Page:Donnet - Le Dauphiné, 1900.djvu/304

Cette page a été validée par deux contributeurs.
288
le dauphiné.

 Les corrections sont expliquées en page de discussion

Le Guil dessine des s et des z au milieu des pacages ; les prairies emmailloient les plateaux jusqu’aux premières fumées errantes des nues — et Ville-Vieille reste la seule note grise jetée en toute cette harmonie verte…

Bientôt Molines, après une forte grimpade, à 1,750 mètres. Et de Molines, le chemin en lacets, toujours à travers mélèzes, gagne Saint-Véran.

Des troupeaux de chèvres et de brebis, sur les pierres qui papelonnent le sol, deux gamins en loques, une vieille femme courbée sous le poids de sa biasse et de son goitre ; la profondeur des fûts rangés en perspective, ainsi que des piliers de cathédrale, et dans les lointains, au soleil finissant, la masse farouche des monts de neige qui se chargent de pourpres et de violets.

Saint-Véran.

Voilà le tableau qu’un Segantini devrait faire ! Et cela nous changerait des fabricants de petits Suisses pour familles Perrichon !

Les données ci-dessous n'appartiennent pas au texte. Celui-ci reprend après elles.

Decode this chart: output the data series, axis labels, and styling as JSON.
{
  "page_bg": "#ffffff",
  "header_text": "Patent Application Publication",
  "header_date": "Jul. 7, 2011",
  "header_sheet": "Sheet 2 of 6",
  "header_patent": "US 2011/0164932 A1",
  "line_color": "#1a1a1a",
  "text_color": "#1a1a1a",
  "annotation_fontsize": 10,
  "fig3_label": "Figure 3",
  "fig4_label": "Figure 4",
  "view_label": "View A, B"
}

Oh ! ces paysages de pasticheurs el de confiseurs ! ces lacs d’un bleu exaspérant, bêta comme un œil d’Allemande ; ces glaciers lavés et bichonnés comme des salons de patinage, ces bergers, ces chiens et ces moutons en bois, ces arbres en fil de fer, ces roches en simili-coton… Qui nous en débarrassera ?

Je recommande un mois de séjour à Saint-Véran aux jeunes élèves de l’École des beaux-arts, fatigués de peindre à l’huile Thémistocle et Mucius Scævola.